Zum Flüchtlingsgipel in Paris

Verdrängen geht nicht mehr

Der Politikwissenschaftler und Publizist Albrecht von Lucke sitzt im Studio von Deutschlandfunk Kultur.
Der Politikwissenschaftler und Publizist Albrecht von Lucke zu Gast im Studio 9: Wollen die Bürger überhaupt eine Wahl haben? © Deutschlandradio – Laura Lucas
Albrecht von Lucke im Gespräch mit Korbinian Frenzel  · 28.08.2017
In der Afrikapolitik habe seit Jahrzehnten das Motto gegolten: "Aus den Augen, aus dem Sinn", sagt der Politologe Albrecht von Lucke. Er befürchtet, dass die Politik beim Flüchtlingsgipfel in Paris sich nur Abhilfe schaffen will und eigentlich vor größeren Herausforderungen steht.
In der Flüchtlingskrise wollen Deutschland, Frankreich, Italien und Spanien mit afrikanischen Ländern zusammenarbeiten, um Migrationsbewegungen nach Europa einzudämmen. Auf einem Gipfel in Paris, wollen die europäischen Regierungschefs dieser Länder mit Vertretern aus dem Niger und dem Tschad sowie der international anerkannten Übergangsregierung in Libyen eine Übereinkunft erzielen. Gleichzeitig ist die Zahl der Flüchtlinge, die Italien über das Mittelmeer erreicht, deutlich zurückgegangen. Im Vergleich zum Vorjahr kamen allein in diesem Monat knapp 90 Prozent weniger Flüchtlinge an Italiens Küsten an.
"Die Politik schafft oberflächlich Abhilfe, nämlich dem Zustrom", sagte der Politologe und Publizist Albrecht von Lucke im Deutschlandfunk Kultur über das Gipfeltreffen. Es handele sich vielmehr fast um ein Jahrhundertproblem. Es sei das Ziel von Bundeskanzlerin Angela Merkel nach dem GAU im Sommer 2015, als die große Zahl der Flüchtlinge dazu führte, dass sie selbst und ihre Partei massiv an Beliebtheit verloren, jetzt die illegale Migration zu bekämpfen und zurückzudrängen. "Das ist ihr in der Tat soweit gelungen, das hat sie ein stückweit in den Griff bekommen." Aber damit sei die Frage nach der Gerechtigkeitskluft und der Anziehung Europas nicht gelöst. "Ich glaube, das ist das eigentliche Problem."
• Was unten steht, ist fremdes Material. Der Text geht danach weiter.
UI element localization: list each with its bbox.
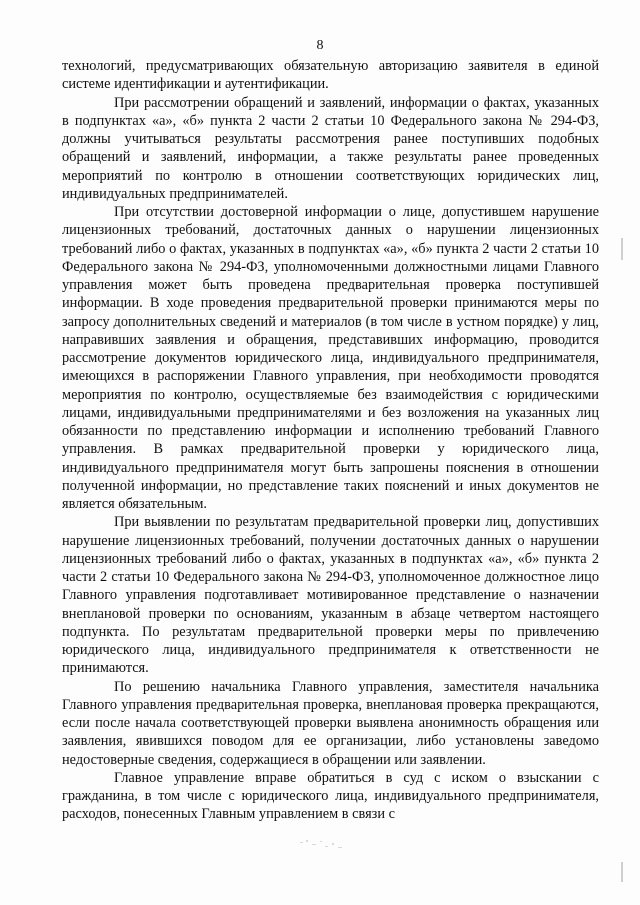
paragraph-2: При рассмотрении обращений и заявлений, информации о фактах, указанных в подпунктах «а», «б» пункта 2 части 2 статьи 10 Федерального закона № 294-ФЗ, должны учитываться результаты рассмотрения ранее поступивших подобных обращений и заявлений, информации, а также результаты ранее проведенных мероприятий по контролю в отношении соответствующих юридических лиц, индивидуальных предпринимателей. [62, 94, 599, 202]
paragraph-4: При выявлении по результатам предварительной проверки лиц, допустивших нарушение лицензионных требований, получении достаточных данных о нарушении лицензионных требований либо о фактах, указанных в подпунктах «а», «б» пункта 2 части 2 статьи 10 Федерального закона № 294-ФЗ, уполномоченное должностное лицо Главного управления подготавливает мотивированное представление о назначении внеплановой проверки по основаниям, указанным в абзаце четвертом настоящего подпункта. По результатам предварительной проверки меры по привлечению юридического лица, индивидуального предпринимателя к ответственности не принимаются. [62, 514, 599, 677]
paragraph-6: Главное управление вправе обратиться в суд с иском о взыскании с гражданина, в том числе с юридического лица, индивидуального предпринимателя, расходов, понесенных Главным управлением в связи с [62, 769, 599, 823]
paragraph-5: По решению начальника Главного управления, заместителя начальника Главного управления предварительная проверка, внеплановая проверка прекращаются, если после начала соответствующей проверки выявлена анонимность обращения или заявления, явившихся поводом для ее организации, либо установлены заведомо недостоверные сведения, содержащиеся в обращении или заявлении. [62, 678, 599, 768]
page-number: 8 [316, 38, 324, 53]
scan-edge-mark-bottom [621, 862, 623, 882]
scan-artifact-icon [298, 838, 346, 852]
paragraph-3: При отсутствии достоверной информации о лице, допустившем нарушение лицензионных требований, достаточных данных о нарушении лицензионных требований либо о фактах, указанных в подпунктах «а», «б» пункта 2 части 2 статьи 10 Федерального закона № 294-ФЗ, уполномоченными должностными лицами Главного управления может быть проведена предварительная проверка поступившей информации. В ходе проведения предварительной проверки принимаются меры по запросу дополнительных сведений и материалов (в том числе в устном порядке) у лиц, направивших заявления и обращения, представивших информацию, проводится рассмотрение документов юридического лица, индивидуального предпринимателя, имеющихся в распоряжении Главного управления, при необходимости проводятся мероприятия по контролю, осуществляемые без взаимодействия с юридическими лицами, индивидуальными предпринимателями и без возложения на указанных лиц обязанности по представлению информации и исполнению требований Главного управления. В рамках предварительной проверки у юридического лица, индивидуального предпринимателя могут быть запрошены пояснения в отношении полученной информации, но представление таких пояснений и иных документов не является обязательным. [62, 204, 599, 512]
paragraph-1: технологий, предусматривающих обязательную авторизацию заявителя в единой системе идентификации и аутентификации. [62, 58, 599, 93]
scan-edge-mark-top [621, 238, 623, 260]
document-body [62, 57, 599, 824]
"Aus den Augen, aus dem Sinn"

In der Afrikapolitik habe seit Jahrzehnte das Motto gegolten: "Aus den Augen, aus dem Sinn", sagte Lucke. Erst vor zwei Jahren sei das Problem durch die Fluchtfrage auf die Agenda gekommen. Es habe sich nicht mehr verdrängen lassen, dass sich Millionen von Menschen auf den Weg machen. Es gebe einerseits den Versuch, die "Festung Europa" dicht zu machen, aber auch die Einsicht, dass das langjährige Verdrängen nicht mehr funktioniere. "Deswegen glaube ich durchaus, dass Angela Merkel auch ehrliche Absichten hat, wenn sie sagt, wir müssen einen Pakt mit Afrika schließen." Dabei stelle sich aber die Frage, ob sich ein "globaler Planet" solche Unterschiede in den Lebensverhältnissen leisten könne.
Lucke verwies außerdem auf den kantianischen Anspruch eines Gastrechts für alle: "Wer könnte behaupten, dass wir, die wir das Glück hatten, in diesem reichen Staat Bundesrepublik geboren zu werden, dass wir ein größeres Anrecht auf diesem Reichtum haben?" In der Realität habe sich dann aber der Anspruch der Moral an den politisichen Verhältnissen gebrochen, so Lucke.